Millhouse Capital is a British registered company. It was created in 2001 to manage assets owned by the Russian businessman Roman Abramovich and his partners.

Overview 
The chairman of the company is Russian-American businessman Eugene Shvidler. Its assets under management included major stakes in oil company Sibneft (now Gazprom Neft), Russian Aluminum, Aeroflot, and RusPromAvto, as well as investments in electricity, pulp and paper processing, insurance and banking.

The company controls the Prodo agricultural group, which it took over in 2003.

Holdings 
Millhouse Capital's shareholders sold their 26 percent holding in OAO Aeroflot in 2003 and a 50 percent stake in OAO Russian Aluminum (UC RUSAL), now the world's largest aluminum producer, in two deals spanning 2003 and 2004. The sale prices were not disclosed.
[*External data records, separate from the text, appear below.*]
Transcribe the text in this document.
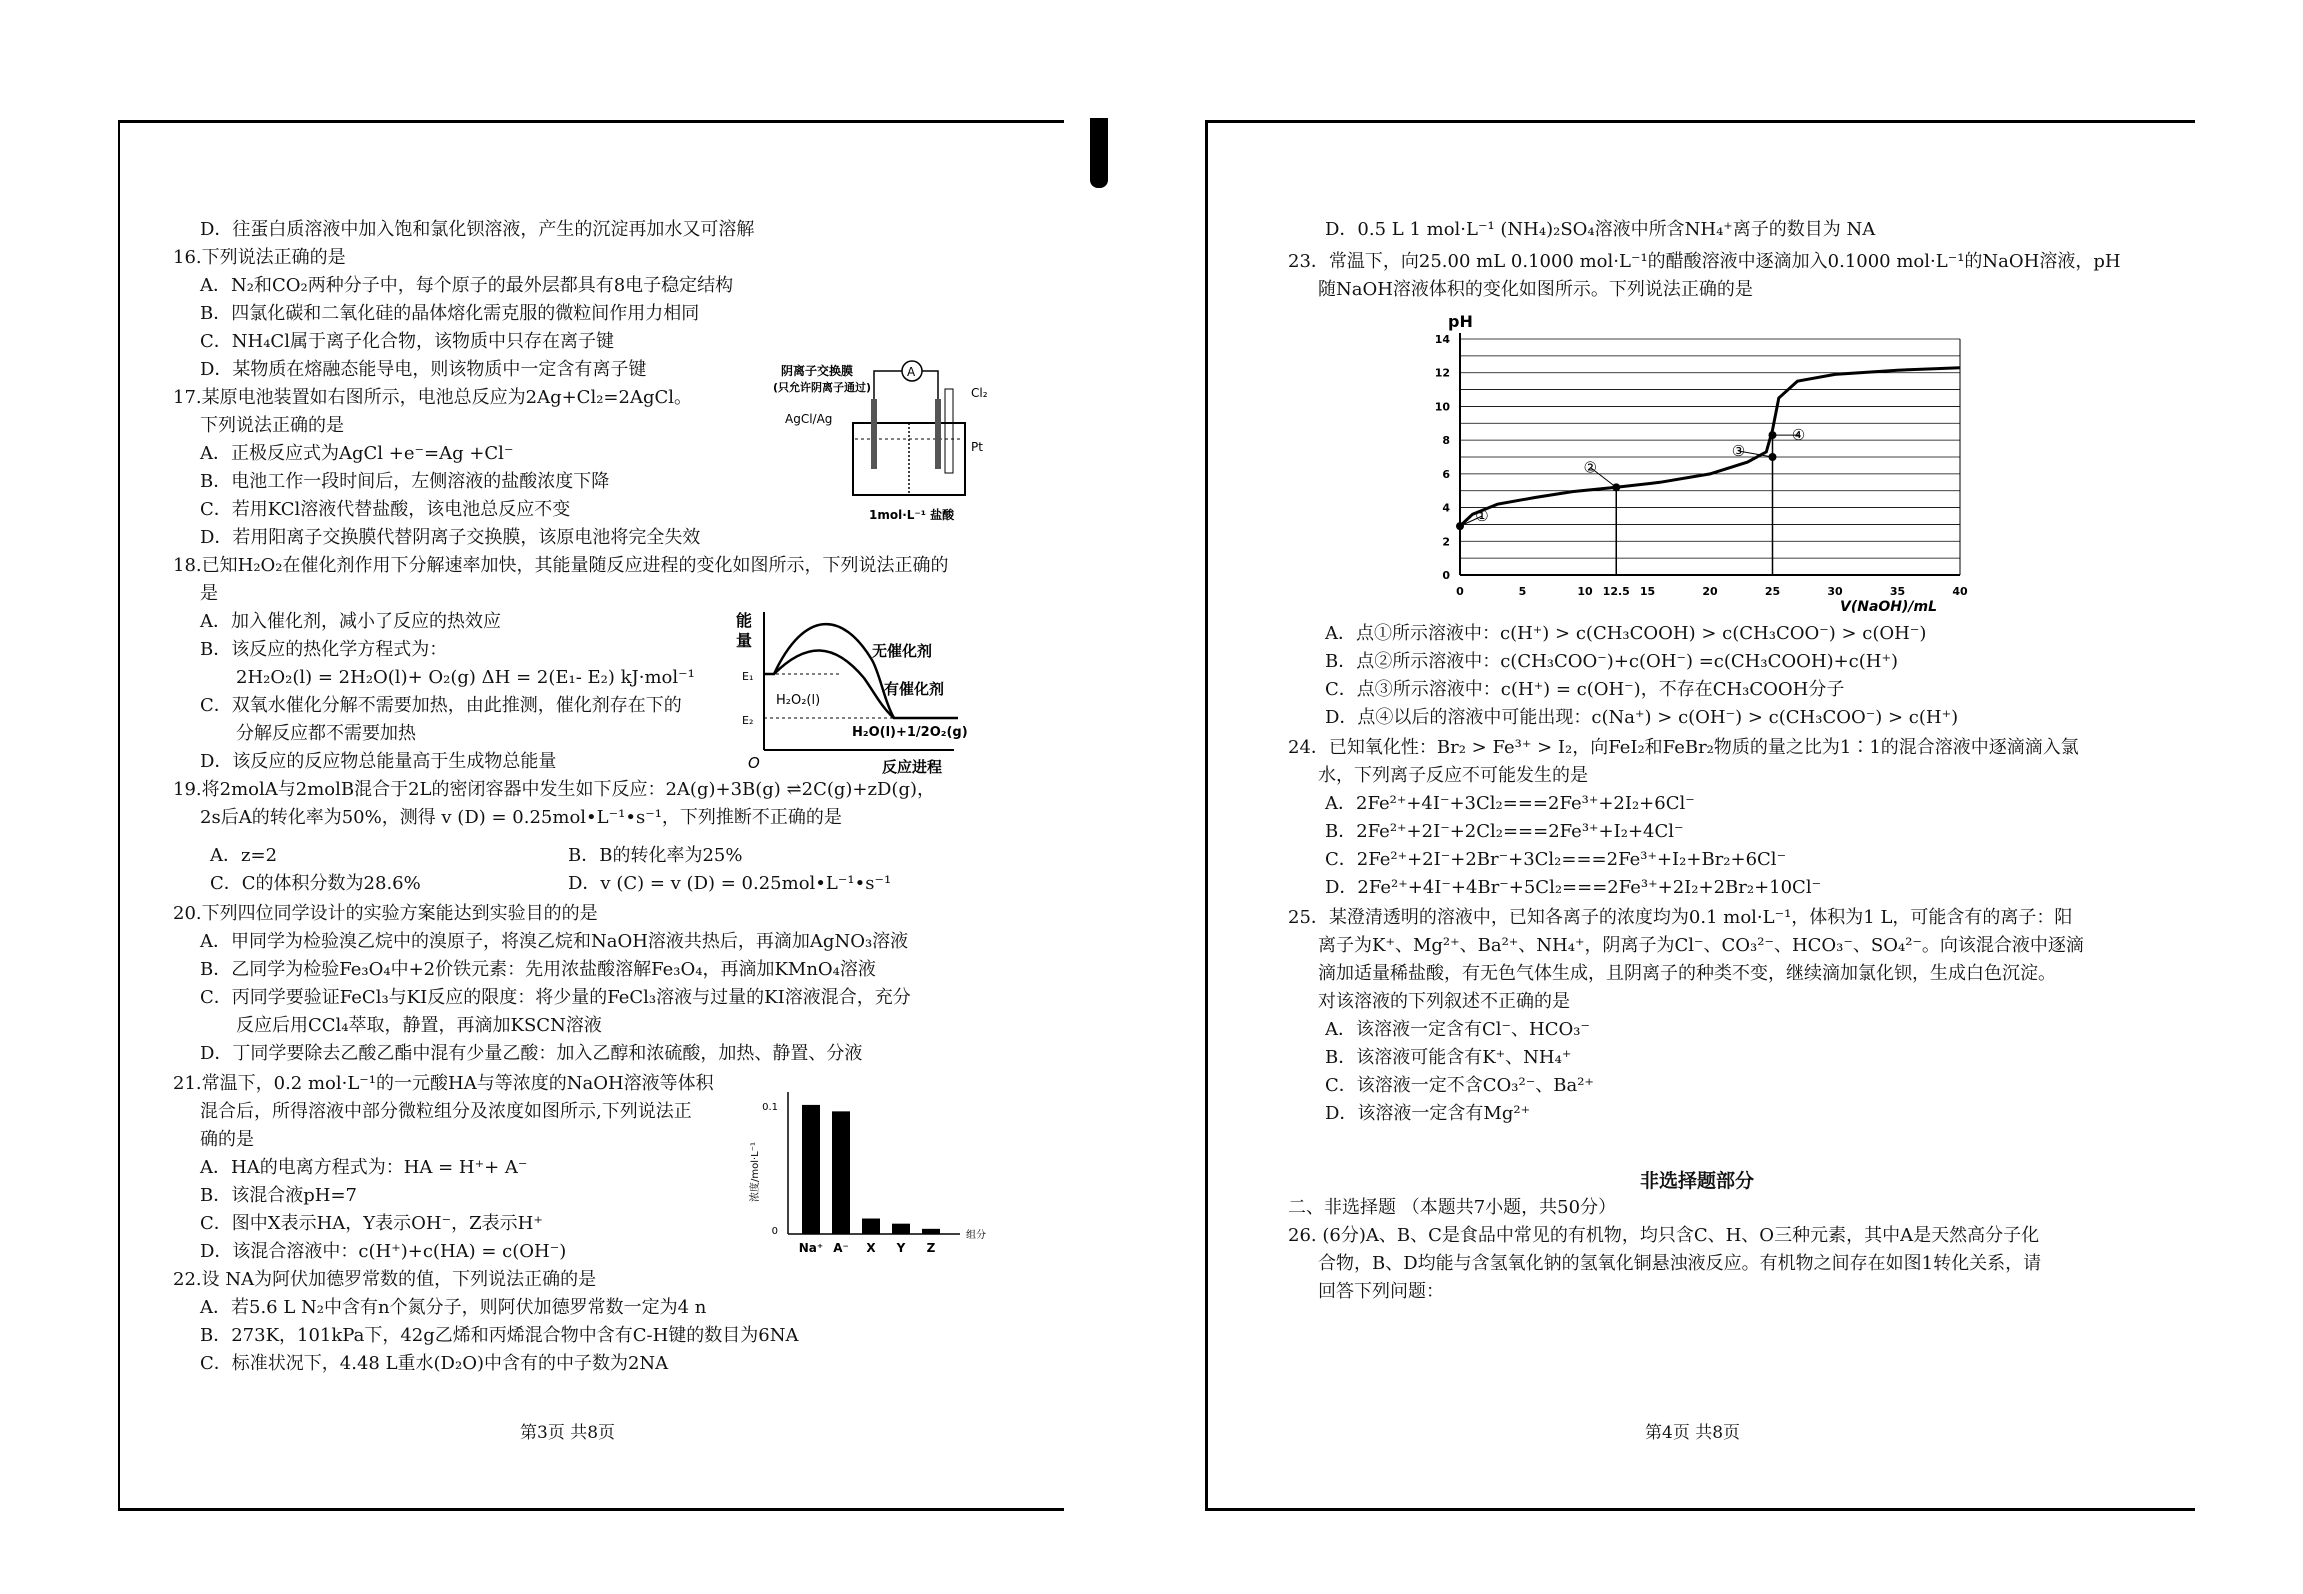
D．往蛋白质溶液中加入饱和氯化钡溶液，产生的沉淀再加水又可溶解
16.下列说法正确的是
A．N₂和CO₂两种分子中，每个原子的最外层都具有8电子稳定结构
B．四氯化碳和二氧化硅的晶体熔化需克服的微粒间作用力相同
C．NH₄Cl属于离子化合物，该物质中只存在离子键
D．某物质在熔融态能导电，则该物质中一定含有离子键
17.某原电池装置如右图所示，电池总反应为2Ag+Cl₂=2AgCl。
下列说法正确的是
A．正极反应式为AgCl +e⁻=Ag +Cl⁻
B．电池工作一段时间后，左侧溶液的盐酸浓度下降
C．若用KCl溶液代替盐酸，该电池总反应不变
D．若用阳离子交换膜代替阴离子交换膜，该原电池将完全失效
18.已知H₂O₂在催化剂作用下分解速率加快，其能量随反应进程的变化如图所示，下列说法正确的
是
A．加入催化剂，减小了反应的热效应
B．该反应的热化学方程式为：
2H₂O₂(l) = 2H₂O(l)+ O₂(g) ΔH = 2(E₁- E₂) kJ·mol⁻¹
C．双氧水催化分解不需要加热，由此推测，催化剂存在下的
分解反应都不需要加热
D．该反应的反应物总能量高于生成物总能量
19.将2molA与2molB混合于2L的密闭容器中发生如下反应：2A(g)+3B(g) ⇌2C(g)+zD(g)，
2s后A的转化率为50%，测得 v (D) = 0.25mol•L⁻¹•s⁻¹，下列推断不正确的是
A．z=2	B．B的转化率为25%
C．C的体积分数为28.6%	D．v (C) = v (D) = 0.25mol•L⁻¹•s⁻¹
20.下列四位同学设计的实验方案能达到实验目的的是
A．甲同学为检验溴乙烷中的溴原子，将溴乙烷和NaOH溶液共热后，再滴加AgNO₃溶液
B．乙同学为检验Fe₃O₄中+2价铁元素：先用浓盐酸溶解Fe₃O₄，再滴加KMnO₄溶液
C．丙同学要验证FeCl₃与KI反应的限度：将少量的FeCl₃溶液与过量的KI溶液混合，充分
反应后用CCl₄萃取，静置，再滴加KSCN溶液
D．丁同学要除去乙酸乙酯中混有少量乙酸：加入乙醇和浓硫酸，加热、静置、分液
21.常温下，0.2 mol·L⁻¹的一元酸HA与等浓度的NaOH溶液等体积
混合后，所得溶液中部分微粒组分及浓度如图所示,下列说法正
确的是
A．HA的电离方程式为：HA = H⁺+ A⁻
B．该混合液pH=7
C．图中X表示HA，Y表示OH⁻，Z表示H⁺
D．该混合溶液中：c(H⁺)+c(HA) = c(OH⁻)
22.设 NA为阿伏加德罗常数的值，下列说法正确的是
A．若5.6 L N₂中含有n个氮分子，则阿伏加德罗常数一定为4 n
B．273K，101kPa下，42g乙烯和丙烯混合物中含有C-H键的数目为6NA
C．标准状况下，4.48 L重水(D₂O)中含有的中子数为2NA
第3页 共8页
A
阴离子交换膜
(只允许阴离子通过)	Cl₂
AgCl/Ag
Pt
1mol·L⁻¹ 盐酸
能
量
无催化剂
有催化剂
E₁
E₂
H₂O₂(l)
H₂O(l)+1/2O₂(g)
O	反应进程
0
0.1
浓度/mol·L⁻¹
组分
Na⁺ A⁻ X Y Z
D．0.5 L 1 mol·L⁻¹ (NH₄)₂SO₄溶液中所含NH₄⁺离子的数目为 NA
23．常温下，向25.00 mL 0.1000 mol·L⁻¹的醋酸溶液中逐滴加入0.1000 mol·L⁻¹的NaOH溶液，pH
随NaOH溶液体积的变化如图所示。下列说法正确的是
A．点①所示溶液中：c(H⁺) > c(CH₃COOH) > c(CH₃COO⁻) > c(OH⁻)
B．点②所示溶液中：c(CH₃COO⁻)+c(OH⁻) =c(CH₃COOH)+c(H⁺)
C．点③所示溶液中：c(H⁺) = c(OH⁻)，不存在CH₃COOH分子
D．点④以后的溶液中可能出现：c(Na⁺) > c(OH⁻) > c(CH₃COO⁻) > c(H⁺)
24．已知氧化性：Br₂ > Fe³⁺ > I₂，向FeI₂和FeBr₂物质的量之比为1∶1的混合溶液中逐滴滴入氯
水，下列离子反应不可能发生的是
A．2Fe²⁺+4I⁻+3Cl₂===2Fe³⁺+2I₂+6Cl⁻
B．2Fe²⁺+2I⁻+2Cl₂===2Fe³⁺+I₂+4Cl⁻
C．2Fe²⁺+2I⁻+2Br⁻+3Cl₂===2Fe³⁺+I₂+Br₂+6Cl⁻
D．2Fe²⁺+4I⁻+4Br⁻+5Cl₂===2Fe³⁺+2I₂+2Br₂+10Cl⁻
25．某澄清透明的溶液中，已知各离子的浓度均为0.1 mol·L⁻¹，体积为1 L，可能含有的离子：阳
离子为K⁺、Mg²⁺、Ba²⁺、NH₄⁺，阴离子为Cl⁻、CO₃²⁻、HCO₃⁻、SO₄²⁻。向该混合液中逐滴
滴加适量稀盐酸，有无色气体生成，且阴离子的种类不变，继续滴加氯化钡，生成白色沉淀。
对该溶液的下列叙述不正确的是
A．该溶液一定含有Cl⁻、HCO₃⁻
B．该溶液可能含有K⁺、NH₄⁺
C．该溶液一定不含CO₃²⁻、Ba²⁺
D．该溶液一定含有Mg²⁺
非选择题部分
二、非选择题 （本题共7小题，共50分）
26. (6分)A、B、C是食品中常见的有机物，均只含C、H、O三种元素，其中A是天然高分子化
合物，B、D均能与含氢氧化钠的氢氧化铜悬浊液反应。有机物之间存在如图1转化关系，请
回答下列问题：
第4页 共8页
pH
V(NaOH)/mL
0
2
4
6
8
10
12
14
0	5	10 12.5 15	20	25	30	35	40
①
②
③
④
In October 2005, Millhouse Capital sold a 72% stake in Sibneft to Gazprom for more than US$13 billion.

Millhouse Capital was initially based at Abbey House in Weybridge, a large two storey office building on the edge of the St. George's Hill estate, before moving to Stamford Bridge following Abramovich's acquisition of Chelsea Football Club in 2003. It had a larger representative office in Moscow.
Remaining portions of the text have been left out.